Das war eine böse Situation für den jungen Mann – der warme Körper der jungen Frau ruhte an seinem Herzen, und vergebens suchte er sie durch tausend Trostesworte ins Leben zurückzurufen. – Und wie ihr Herz dabei schlug – er wußte sich keines Rathes, als sie aufs Sopha zu tragen – und als er sie in die Höhe hob, trafen seine Lippen unwillkührlich auf die ihrigen und ruhten einen Moment darauf. Endlich raffte er sich empor. Er wollte nach Hilfe rufen, aber er wagte es nicht – was mußten die Leute im Hotel davon denken, wenn er in einer solchen Situation mit der jungen Dame getroffen wurde? Auf dem Waschtisch stand ein Glas Eau de Cologne – damit benetzte er ihr Taschentuch, hielt es ihr unter die Nase und rieb ihr Schläfe und Puls, und als das alles nicht helfen wollte, tauchte er das Handtuch in kaltes Wasser und legte es ihr um die Stirn. Aber es dauerte wohl zehn Minuten, ehe er sie zum Bewußtsein zurückrief, und als sie endlich erwachte, befand sie sich in einem so furchtbar überreizten Zustande, daß sie den über ihr lehnenden Arm des jungen Mannes ergriff, ihre Stirn dagegen lehnte und bitterlich weinte.

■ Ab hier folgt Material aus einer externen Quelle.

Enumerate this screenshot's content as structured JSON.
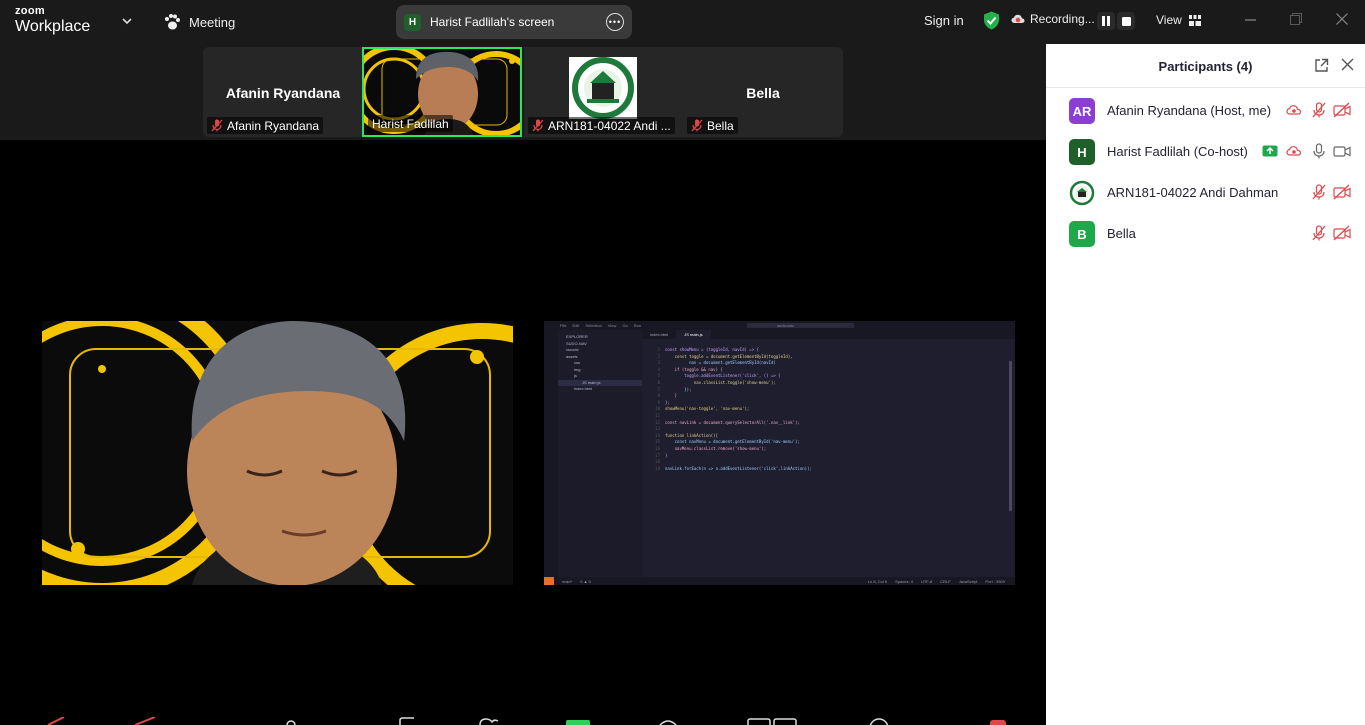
{
  "titlebar": {
    "brand_top": "zoom",
    "brand_bottom": "Workplace",
    "meeting_label": "Meeting",
    "screen_share_label": "Harist Fadlilah's screen",
    "screen_share_initial": "H",
    "signin_label": "Sign in",
    "recording_label": "Recording...",
    "view_label": "View"
  },
  "thumbnails": [
    {
      "display_name": "Afanin Ryandana",
      "label": "Afanin Ryandana",
      "muted": true
    },
    {
      "display_name": "",
      "label": "Harist Fadlilah",
      "muted": false,
      "active_speaker": true
    },
    {
      "display_name": "",
      "label": "ARN181-04022 Andi ...",
      "muted": true
    },
    {
      "display_name": "Bella",
      "label": "Bella",
      "muted": true
    }
  ],
  "editor": {
    "menu": [
      "File",
      "Edit",
      "Selection",
      "View",
      "Go",
      "Run"
    ],
    "search": "sudo-nav",
    "explorer_title": "EXPLORER",
    "tree": [
      "SUDO-NAV",
      "vscode",
      "assets",
      "css",
      "img",
      "js",
      "JS main.js",
      "index.html"
    ],
    "tabs": [
      "index.html",
      "JS main.js"
    ],
    "code": [
      "const showMenu = (toggleId, navId) => {",
      "    const toggle = document.getElementById(toggleId),",
      "          nav = document.getElementById(navId)",
      "    if (toggle && nav) {",
      "        toggle.addEventListener('click', () => {",
      "            nav.classList.toggle('show-menu');",
      "        });",
      "    }",
      "};",
      "showMenu('nav-toggle', 'nav-menu');",
      "",
      "const navLink = document.querySelectorAll('.nav__link');",
      "",
      "function linkAction(){",
      "    const navMenu = document.getElementById('nav-menu');",
      "    navMenu.classList.remove('show-menu');",
      "}",
      "",
      "navLink.forEach(n => n.addEventListener('click',linkAction));"
    ],
    "status": [
      "main*",
      "0 ▲ 0",
      "Ln 8, Col 6",
      "Spaces: 4",
      "UTF-8",
      "CRLF",
      "JavaScript",
      "Port : 5500"
    ]
  },
  "panel": {
    "title": "Participants (4)",
    "participants": [
      {
        "initials": "AR",
        "name": "Afanin Ryandana (Host, me)",
        "color": "#8a3fd1",
        "recording": true,
        "mic": "muted",
        "video": "off"
      },
      {
        "initials": "H",
        "name": "Harist Fadlilah (Co-host)",
        "color": "#1f5f2a",
        "share": true,
        "recording": true,
        "mic": "on",
        "video": "on"
      },
      {
        "initials": "",
        "name": "ARN181-04022 Andi Dahman",
        "color": "#ffffff",
        "mic": "muted",
        "video": "off"
      },
      {
        "initials": "B",
        "name": "Bella",
        "color": "#1fa84a",
        "mic": "muted",
        "video": "off"
      }
    ]
  },
  "colors": {
    "active_speaker": "#2de65a",
    "muted_red": "#e0474a",
    "recording_red": "#e0474a",
    "share_green": "#1fa84a"
  }
}
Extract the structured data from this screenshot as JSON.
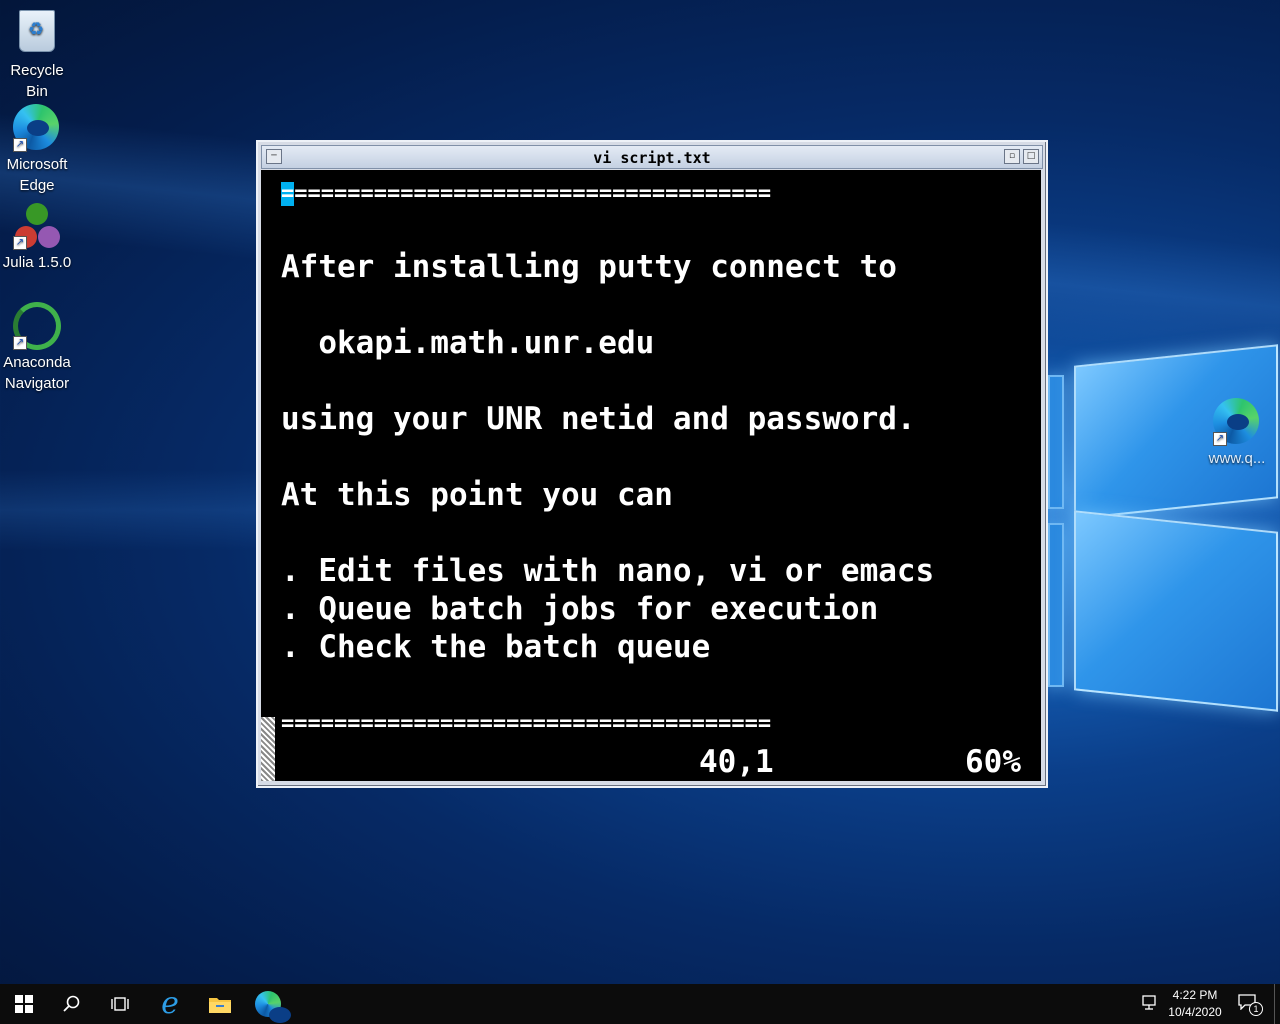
{
  "desktop": {
    "icons": [
      {
        "label_line1": "Recycle",
        "label_line2": "Bin",
        "icon": "recycle-bin-icon"
      },
      {
        "label_line1": "Microsoft",
        "label_line2": "Edge",
        "icon": "edge-icon"
      },
      {
        "label_line1": "Julia 1.5.0",
        "label_line2": "",
        "icon": "julia-icon"
      },
      {
        "label_line1": "Anaconda",
        "label_line2": "Navigator",
        "icon": "anaconda-icon"
      },
      {
        "label_line1": "www.q...",
        "label_line2": "",
        "icon": "edge-shortcut-icon"
      }
    ]
  },
  "window": {
    "title": "vi script.txt"
  },
  "terminal": {
    "cursor_char": "=",
    "top_rule": "====================================",
    "lines": [
      "After installing putty connect to",
      "  okapi.math.unr.edu",
      "using your UNR netid and password.",
      "At this point you can",
      ". Edit files with nano, vi or emacs",
      ". Queue batch jobs for execution",
      ". Check the batch queue"
    ],
    "bottom_rule": "=====================================",
    "status_position": "40,1",
    "status_percent": "60%"
  },
  "taskbar": {
    "icons": [
      "windows-start-icon",
      "search-icon",
      "task-view-icon",
      "internet-explorer-icon",
      "file-explorer-icon",
      "edge-icon"
    ],
    "time": "4:22 PM",
    "date": "10/4/2020",
    "notification_count": "1"
  },
  "colors": {
    "cursor": "#00b0f0",
    "terminal_bg": "#000000",
    "terminal_fg": "#ffffff",
    "taskbar_bg": "#0c0c0c"
  }
}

Mr. Burton that das unter solchen Umständen Zweckmäßigste – er ließ sie sich ausweinen und es gewährte ihm sogar einige Beruhigung, daß er sie dabei mit seinem linken Arm stützen und halten konnte. Aber diese Schwäche dauerte nicht lange. Die junge Frau zeigte eine ungemeine Willenskraft, dieses augenblickliche Erliegen ihres Körpers zu bewältigen, und mit leiser Stimme sagte sie:
»Ich danke Ihnen – ich fühle mich stärker – es ist vorbei. Lassen sie mich jetzt Alles wissen – o verhehlen Sie mir nichts – ich muß es ja erfahren und dann habe auch ich Ihnen ein Geständniß abzulegen. – Ich fühle, daß Sie es gut mit mir meinen. Zürnen sie mir nicht, meiner Heftigkeit wegen.«
»Oh, daß ich Ihnen beweisen könnte, wie innigen Antheil ich an Ihrem Schicksal nehme,« rief Mr. Burton bewegt aus.
»Und wo ist ihr Begleiter jetzt?« frug die junge Frau, die noch immer halb von seinem Arm gehalten wurde.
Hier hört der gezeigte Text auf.